Advent of Code 2022 - Lean4
This year, I attempted Advent of Code in Lean 4 - A theorem prover and programming language. My full solutions are available on github:anurudhp/aoc2022
Lean 4 has very nice constructs for writing “imperative” looking code. This was presented in a functional pearl by Seb Ullrich et. al. in ‘do’ unchained: embracing local imperativity in a purely functional language.
Here are a few random highlights:
§ Breadth-first Search - imperatively
The do notation allows for imperative code, like while and for-loops. And lean’s compiler does reuse analysis to optimize mutation of objects by doing them in-place when possible. Especially useful when mutating lists or arrays. And this is surprisingly good! With no effort, I managed to write very efficient code with “mutation”.
Here is a BFS code from day 12:
def bfs (grid : Grid) (s e : Pos) : Nat := Option.get! do
let n := grid.length
let m := grid.head!.length
let neigh : Pos → List Pos
| u@(x, y) => Id.run do
let mut res := []
if x > 0 then res := (x - 1, y) :: res
if y > 0 then res := (x, y - 1) :: res
if x + 1 < n then res := (x + 1, y) :: res
if y + 1 < m then res := (x, y + 1) :: res
res.filter (grid.at · <= grid.at u + 1)
let mut q := Queue.empty.enqueue (s, 0)
let mut seen := [s]
while not q.isEmpty do
let ((u, d), q') := q.dequeue?.get!
q := q'
if u == e then return d
for v in neigh u do
if not $ seen.elem v then
q := q.enqueue (v, d + 1)
seen := v :: seen
none
§ Adding new notation / syntax rules
Lean’s macro system makes it very nice to extend the syntax, like this one in day 22:
-- ...
macro_rules | `($x ∈ [ $l ... $r ]) => `($l ≤ $x && $x ≤ $r)

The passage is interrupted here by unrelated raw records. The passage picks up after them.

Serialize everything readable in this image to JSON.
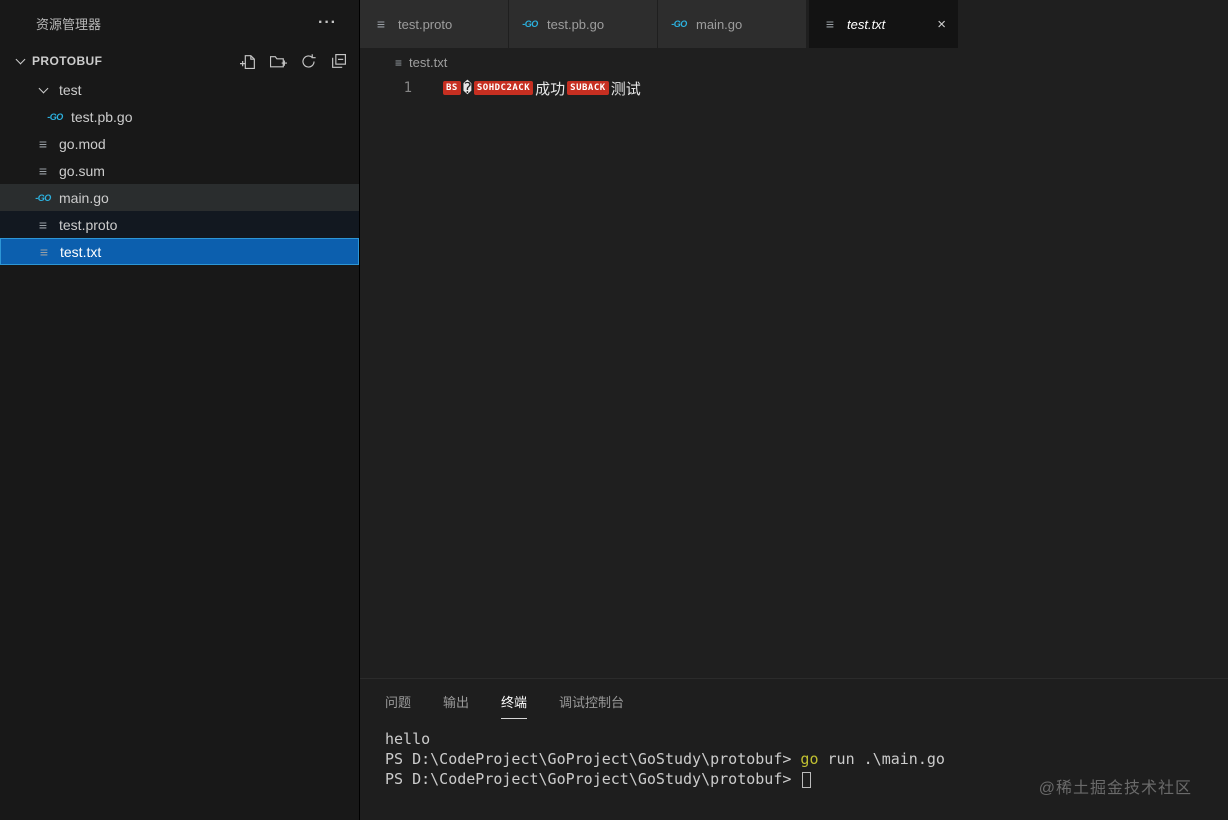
{
  "sidebar": {
    "title": "资源管理器",
    "section": {
      "label": "PROTOBUF"
    },
    "tree": [
      {
        "label": "test",
        "type": "folder",
        "expanded": true
      },
      {
        "label": "test.pb.go",
        "type": "go",
        "level": 1
      },
      {
        "label": "go.mod",
        "type": "file"
      },
      {
        "label": "go.sum",
        "type": "file"
      },
      {
        "label": "main.go",
        "type": "go",
        "state": "active"
      },
      {
        "label": "test.proto",
        "type": "file"
      },
      {
        "label": "test.txt",
        "type": "file",
        "state": "selected"
      }
    ]
  },
  "tabs": [
    {
      "label": "test.proto",
      "icon": "file"
    },
    {
      "label": "test.pb.go",
      "icon": "go"
    },
    {
      "label": "main.go",
      "icon": "go"
    },
    {
      "label": "test.txt",
      "icon": "file",
      "active": true,
      "dirty_preview_italic": true
    }
  ],
  "breadcrumb": {
    "file": "test.txt"
  },
  "editor": {
    "line_number": "1",
    "segments": [
      "BS",
      "�",
      "SOHDC2ACK",
      "成功",
      "SUBACK",
      "测试"
    ]
  },
  "panel": {
    "tabs": [
      {
        "label": "问题"
      },
      {
        "label": "输出"
      },
      {
        "label": "终端",
        "active": true
      },
      {
        "label": "调试控制台"
      }
    ],
    "terminal": {
      "line1": "hello",
      "prompt": "PS D:\\CodeProject\\GoProject\\GoStudy\\protobuf> ",
      "command": "go",
      "command_args": " run .\\main.go"
    }
  },
  "watermark": "@稀土掘金技术社区",
  "icons": {
    "more": "···",
    "go": "-GO",
    "file": "≡",
    "close": "×"
  },
  "colors": {
    "selection_blue": "#0c5fae",
    "selection_border": "#2d96d6",
    "hover_gray": "#2a2d2e",
    "badge_red": "#c62f21",
    "go_icon_cyan": "#2cb2e0",
    "command_yellow": "#c0c031",
    "tab_active_bg": "#131313",
    "tab_inactive_bg": "#2d2d2d",
    "sidebar_bg": "#181818",
    "editor_bg": "#1f1f1f"
  }
}
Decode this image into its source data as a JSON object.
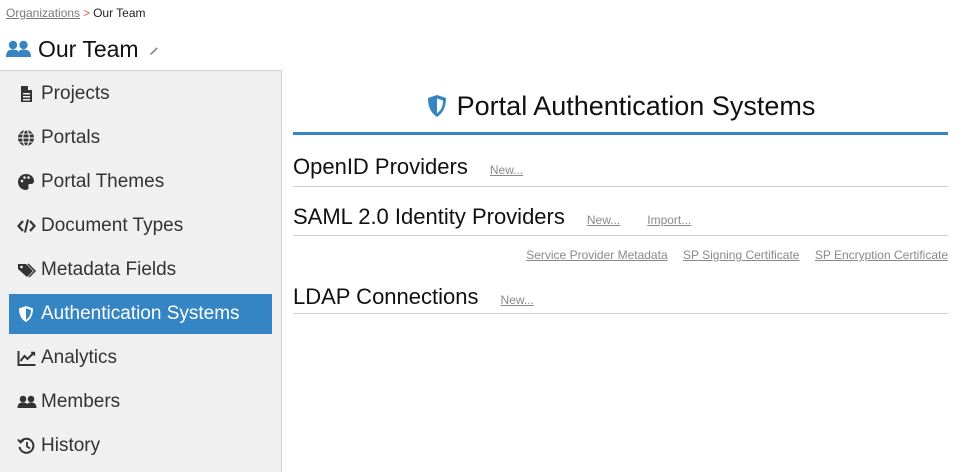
{
  "breadcrumb": {
    "parent": "Organizations",
    "separator": ">",
    "current": "Our Team"
  },
  "team": {
    "title": "Our Team",
    "icon": "users-icon",
    "edit_icon": "pencil-icon"
  },
  "sidebar": {
    "items": [
      {
        "label": "Projects",
        "icon": "file-icon"
      },
      {
        "label": "Portals",
        "icon": "globe-icon"
      },
      {
        "label": "Portal Themes",
        "icon": "palette-icon"
      },
      {
        "label": "Document Types",
        "icon": "code-icon"
      },
      {
        "label": "Metadata Fields",
        "icon": "tags-icon"
      },
      {
        "label": "Authentication Systems",
        "icon": "shield-icon",
        "active": true
      },
      {
        "label": "Analytics",
        "icon": "chart-line-icon"
      },
      {
        "label": "Members",
        "icon": "users-icon"
      },
      {
        "label": "History",
        "icon": "history-icon"
      }
    ]
  },
  "main": {
    "title": "Portal Authentication Systems",
    "openid": {
      "title": "OpenID Providers",
      "new_label": "New..."
    },
    "saml": {
      "title": "SAML 2.0 Identity Providers",
      "new_label": "New...",
      "import_label": "Import...",
      "links": [
        "Service Provider Metadata",
        "SP Signing Certificate",
        "SP Encryption Certificate"
      ]
    },
    "ldap": {
      "title": "LDAP Connections",
      "new_label": "New..."
    }
  },
  "colors": {
    "accent": "#3584c4",
    "sidebar_bg": "#f0f0f0",
    "separator": "#e55a4e",
    "link": "#8a8a8a"
  }
}
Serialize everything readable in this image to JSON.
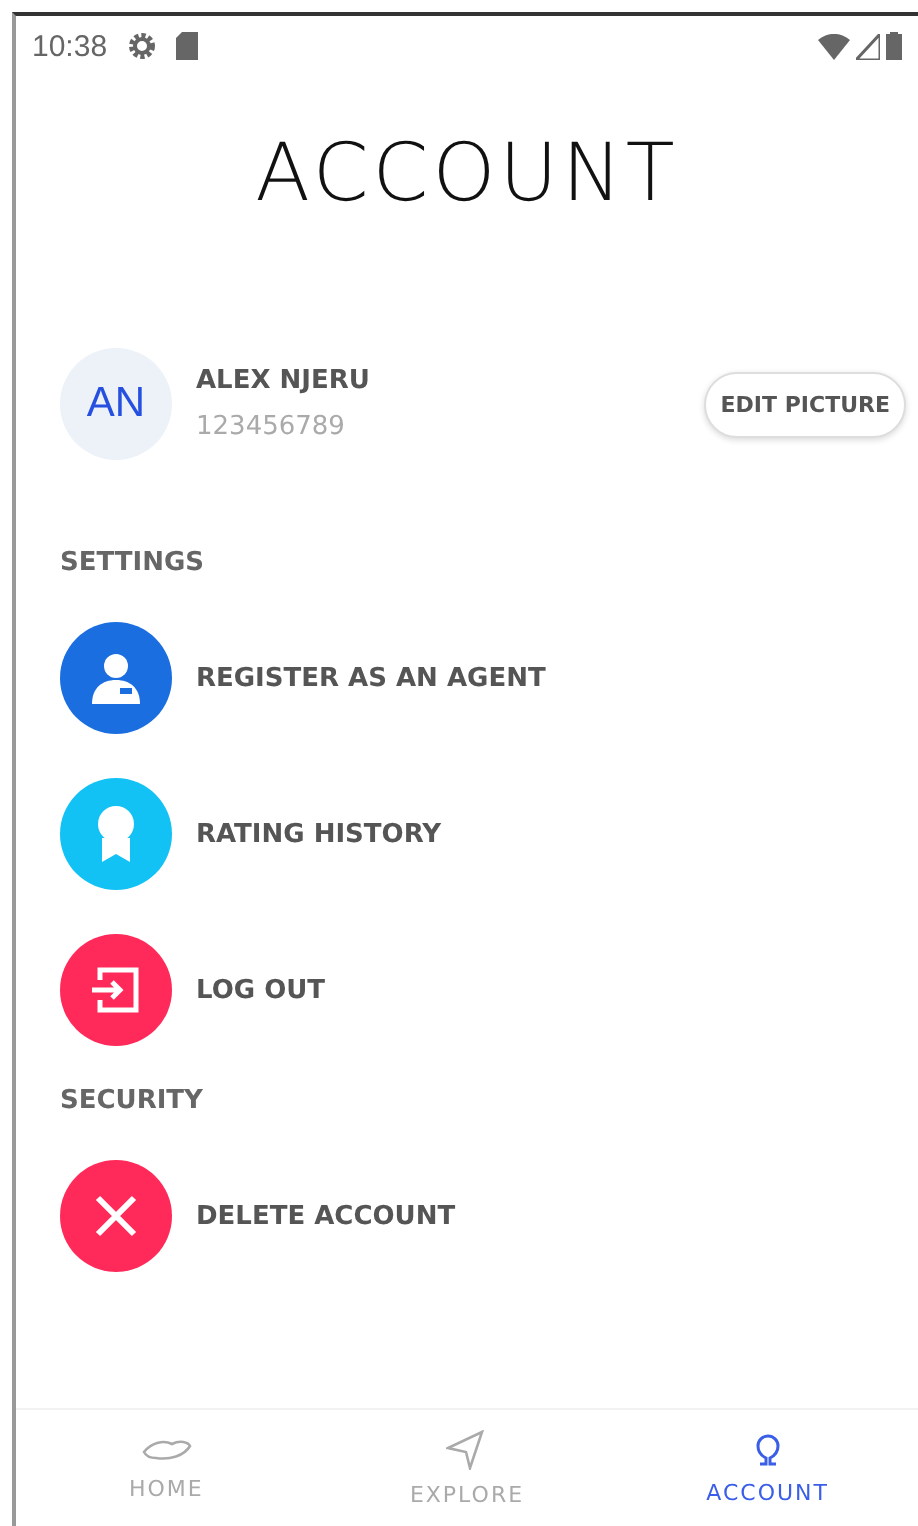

def Grid.next₂ (g : Grid) : Pos → Pos | p@(x, y, d) => Id.run do
if let .Up := d then
if x == 1 && y ∈ [ 51 ... 100] then return (y + 100, 1, .Rt) -- A → F
-- ...
§ Issue: Recursion with nested types
One issue I ran into was with defining recursive functions over a nested type. Somehow lean is unable to figure out the function terminates. Here is an example from day 7:
Consider a tree type, where the children are stored in a list.
inductive FSTree :=
| Node (name : String) (size : Nat) (children : List FSTree)
| Leaf (name : String) (size : Nat)
Here is a simple recursive function that computes the subtree size.
partial def FSTree.part1 : FSTree → Nat
| Node _ sz sub => (if sz <= 100000 then sz else 0) + (sub.map part1).foldl Nat.add 0
| _ => 0
I have to mark it partial because lean is unable to prove termination - the indirection FSTree → List → FSTree confuses it.
My understanding is that it is impossible to create a cyclic data structure, so lean should accept this function. Perhaps there is some simple proof to convince it, but for now I don’t know how to do this.